“I trusted you. I encouraged her to trust you. How the hell could you do this to Cecily?”
“Do what? Norah, what the hell are you talking about?”
“You cheated on her, you slimy bastard. I’m ashamed to have to call you family. And you’d better believe that by the time I get through with you, the wrath of God is gonna look like a church picnic.”
“I knew it.” From the entryway to the next section, Brenda stood, a look of disgust on her face.
Reed shoved away from the door and met Norah toe-to-toe. “What the hell are y’all talking about? I didn’t cheat.”
“Then who the hell is Selina Kyle and why did she say she’s been dating you since August?”
Oh fuck me. He didn’t know how it’d come out. Now was absolutely not the time to ask.
Reed inhaled a long, deep breath and decided he really didn’t give a good damn about Brenda’s feelings at the moment. “She said it because it’s what she was paid to say as part of an invisible girlfriend service I signed up for before Cecily and I got together.”
Whatever Norah had been expecting, that wasn’t it. Pure bafflement cut through a few levels of her anger. “Invisible girlfriend?”
“Virtual Match is a service that provides an invisible significant other—texts, emails, that kind of thing. People use it to prove they’re in a relationship when they’re not. It was Zach’s idea.”
He pulled out his phone and sent Selina a text. Cat is out of the bag. Please reply back with true details about VM service. It’s urgent.
Her reply came almost at once.

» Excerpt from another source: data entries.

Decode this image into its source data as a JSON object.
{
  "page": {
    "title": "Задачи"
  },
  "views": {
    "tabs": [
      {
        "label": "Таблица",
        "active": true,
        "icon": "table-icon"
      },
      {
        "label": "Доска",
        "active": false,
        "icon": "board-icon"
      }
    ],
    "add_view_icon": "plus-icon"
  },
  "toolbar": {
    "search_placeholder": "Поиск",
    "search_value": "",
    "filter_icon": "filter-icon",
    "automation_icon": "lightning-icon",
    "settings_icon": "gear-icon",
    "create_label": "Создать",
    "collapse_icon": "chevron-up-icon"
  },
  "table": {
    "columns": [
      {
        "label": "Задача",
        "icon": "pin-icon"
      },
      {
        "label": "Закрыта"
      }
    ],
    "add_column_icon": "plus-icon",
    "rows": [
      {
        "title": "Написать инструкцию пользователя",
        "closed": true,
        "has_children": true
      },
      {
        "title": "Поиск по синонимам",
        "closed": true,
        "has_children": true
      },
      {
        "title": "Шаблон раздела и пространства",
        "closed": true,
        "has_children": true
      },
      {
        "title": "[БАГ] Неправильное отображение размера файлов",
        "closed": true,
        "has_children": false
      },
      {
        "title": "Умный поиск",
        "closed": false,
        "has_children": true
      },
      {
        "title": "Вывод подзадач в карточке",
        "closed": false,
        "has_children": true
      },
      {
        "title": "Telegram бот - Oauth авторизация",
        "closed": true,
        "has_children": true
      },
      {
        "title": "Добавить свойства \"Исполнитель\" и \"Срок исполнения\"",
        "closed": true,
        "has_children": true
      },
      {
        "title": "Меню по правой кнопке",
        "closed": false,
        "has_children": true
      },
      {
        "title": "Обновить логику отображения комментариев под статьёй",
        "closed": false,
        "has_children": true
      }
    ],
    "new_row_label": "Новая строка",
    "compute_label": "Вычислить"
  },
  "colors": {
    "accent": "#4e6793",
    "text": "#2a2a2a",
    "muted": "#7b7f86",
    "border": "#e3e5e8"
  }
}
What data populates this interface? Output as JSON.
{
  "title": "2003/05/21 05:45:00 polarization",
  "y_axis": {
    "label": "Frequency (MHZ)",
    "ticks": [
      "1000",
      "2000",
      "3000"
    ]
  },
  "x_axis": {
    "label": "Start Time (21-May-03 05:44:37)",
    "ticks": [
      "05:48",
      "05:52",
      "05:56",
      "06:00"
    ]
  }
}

If you’re sure…
Reed: I’m sure.
Selina: I work for Virtual Match as an invisible girlfriend. Reed and I have never met. This is not my real name, not my picture. There was never any real relationship.
Reed handed the phone to Norah.
“Anybody could say that as a planned cover story,” she retorted.
Yanking the phone back, he pulled up his account, handing it over so Norah could see the profile they’d built that night at Los Pantalones.
“How utterly moronic. Why would you need such a thing?”
“It seemed like a way to put a stop to Brenda’s inappropriate come-ons without embarrassing us both by actually bringing it up as an issue.”
Brenda made a strangled noise and flushed the color of a beet.
“That,” Reed said, gesturing toward her. “I was trying to avoid that.”
Norah squeezed her temples. “Okay, leaving aside the fact that you’re an idiot man, why wouldn’t you have canceled the service when you and Cecily got together? Or told her about it and had a good laugh over it?”
“We got to be friends, so I felt bad for firing Selina when she hadn’t done anything wrong.”
Norah snorted with disgust. “God, that’s so you.”
“I didn’t mention it to Cecily because, frankly, I was a little embarrassed. It was never anything inappropriate and sure as hell never a real relationship. I’d never do that to anyone. How did you even find out about it?”
“Cecily came to me in tears, gave her notice, and withdrew her offer on the train station property.”
Reed felt the blood drain out of his head. “Where is she?”
The last of Norah’s anger faded away, leaving sympathy in its wake. “Gone.”
“Gone? Gone where?” He’d go after her, explain that he was a dumbass and—
“I don’t know. She said she was leaving town.”